An Untouchable Monopoly: The United States Postal Service

Friday, May 23, 2003

 - Sean Turner

The first official notice of a postal service appeared in the colonies in 1639 to handle the correspondence between the colonists and England, and among the other colonies. The establishment of a central postal organization in the colonies came after 1691 when Thomas Neale received a 21-year grant from the British Crown for a North American postal service. In 1789, following the adoption of the U.S. Constitution, the office of the Postmaster General was created, having at the time, only 75 post offices, and staff totaling just over 30 people including the Postmaster General.

Today, the United States Postal Service employs nearly 800,000 workers (mostly unionized), in roughly 38,000 post offices, delivering 200 billion pieces of mail annually. Its annual revenues of more than $65 billion would rank it number 11 among the Fortune 500 companies. Nevertheless, it is not its sheer size, volume, or revenues through which it earns its monopoly status. Rather, it is the unfair advantages it enjoys that private companies do not.

For instance, it pays no corporate income tax, no state or local property tax, no business or professional licensing tax and no business franchise fees. It can borrow from the Treasury at below-market rates, and it pays no dividends to shareholders. It is exempt from zoning, customs, and tax laws by which its private-sector competitors must abide. By law, it maintains exclusive rights to deliver first-class mail, and through laws known as Private Express Statutes, no private entity is allowed to deliver a package or envelope for less than $3 or twice the cost of a first class letter.

This taxpayer-funded, legally protected enterprise exemplifies the very definition of a monopoly, and yet it has somehow survived numerous attempts to dismantle it. It has become so brazenly abusive in its monopolistic status, that in 1997, it attempted to extent its reach to achieve legislation that would have granted it authority to purchase ‘‘ such other obligations or securities as it deems appropriate, if such investment is closely related to Postal Service operations as determined by . . . [its] Board of Governors.’’

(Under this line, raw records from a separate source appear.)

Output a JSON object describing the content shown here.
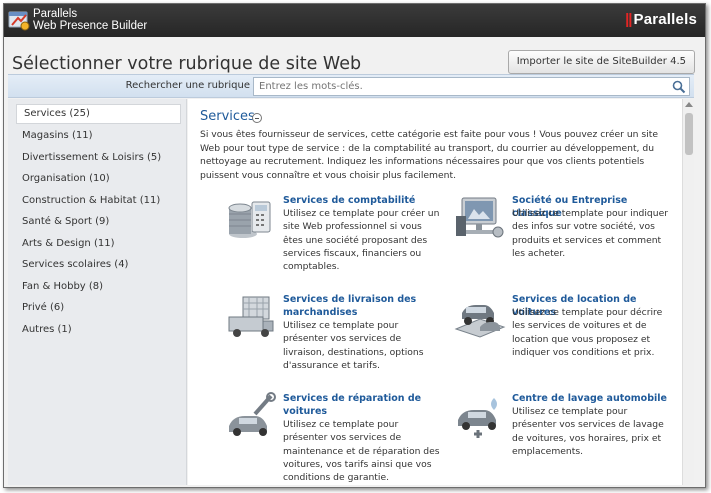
{
  "app": {
    "name_line1": "Parallels",
    "name_line2": "Web Presence Builder",
    "brand": "Parallels",
    "brand_bars": "||"
  },
  "page": {
    "title": "Sélectionner votre rubrique de site Web",
    "import_button": "Importer le site de SiteBuilder 4.5"
  },
  "search": {
    "label": "Rechercher une rubrique",
    "value": "",
    "placeholder": "Entrez les mots-clés."
  },
  "sidebar": {
    "items": [
      {
        "label": "Services (25)",
        "active": true
      },
      {
        "label": "Magasins (11)"
      },
      {
        "label": "Divertissement & Loisirs (5)"
      },
      {
        "label": "Organisation (10)"
      },
      {
        "label": "Construction & Habitat (11)"
      },
      {
        "label": "Santé & Sport (9)"
      },
      {
        "label": "Arts & Design (11)"
      },
      {
        "label": "Services scolaires (4)"
      },
      {
        "label": "Fan & Hobby (8)"
      },
      {
        "label": "Privé (6)"
      },
      {
        "label": "Autres (1)"
      }
    ]
  },
  "section": {
    "title": "Services",
    "description": "Si vous êtes fournisseur de services, cette catégorie est faite pour vous ! Vous pouvez créer un site Web pour tout type de service : de la comptabilité au transport, du courrier au développement, du nettoyage au recrutement. Indiquez les informations nécessaires pour que vos clients potentiels puissent vous connaître et vous choisir plus facilement."
  },
  "templates": [
    {
      "title": "Services de comptabilité",
      "desc": "Utilisez ce template pour créer un site Web professionnel si vous êtes une société proposant des services fiscaux, financiers ou comptables.",
      "icon": "coins-calculator-icon"
    },
    {
      "title": "Société ou Entreprise classique",
      "desc": "Utilisez ce template pour indiquer des infos sur votre société, vos produits et services et comment les acheter.",
      "icon": "office-building-icon"
    },
    {
      "title": "Services de livraison des marchandises",
      "desc": "Utilisez ce template pour présenter vos services de livraison, destinations, options d'assurance et tarifs.",
      "icon": "delivery-truck-icon"
    },
    {
      "title": "Services de location de voitures",
      "desc": "Utilisez ce template pour décrire les services de voitures et de location que vous proposez et indiquer vos conditions et prix.",
      "icon": "car-rental-icon"
    },
    {
      "title": "Services de réparation de voitures",
      "desc": "Utilisez ce template pour présenter vos services de maintenance et de réparation des voitures, vos tarifs ainsi que vos conditions de garantie.",
      "icon": "car-repair-icon"
    },
    {
      "title": "Centre de lavage automobile",
      "desc": "Utilisez ce template pour présenter vos services de lavage de voitures, vos horaires, prix et emplacements.",
      "icon": "car-wash-icon"
    }
  ]
}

The rise of technology, from faxes to email to e-commerce, and the success of competitors like UPS and FedEx, have relegated the Constitutional provision of post offices by the Federal government to antiquity. To allow the existence of the United States Postal Service in its current form is inimical to the principles upon which this nation was founded. The time for eliminating this monopoly is long overdue. The laws that protect the USPS must be repealed, letting free market forces (i.e., the will of the people) determine its fate.

Sean Turner



Sean Turner is a businessman, computer consultant, political hopeful, and member of the Republican Party in Georgia.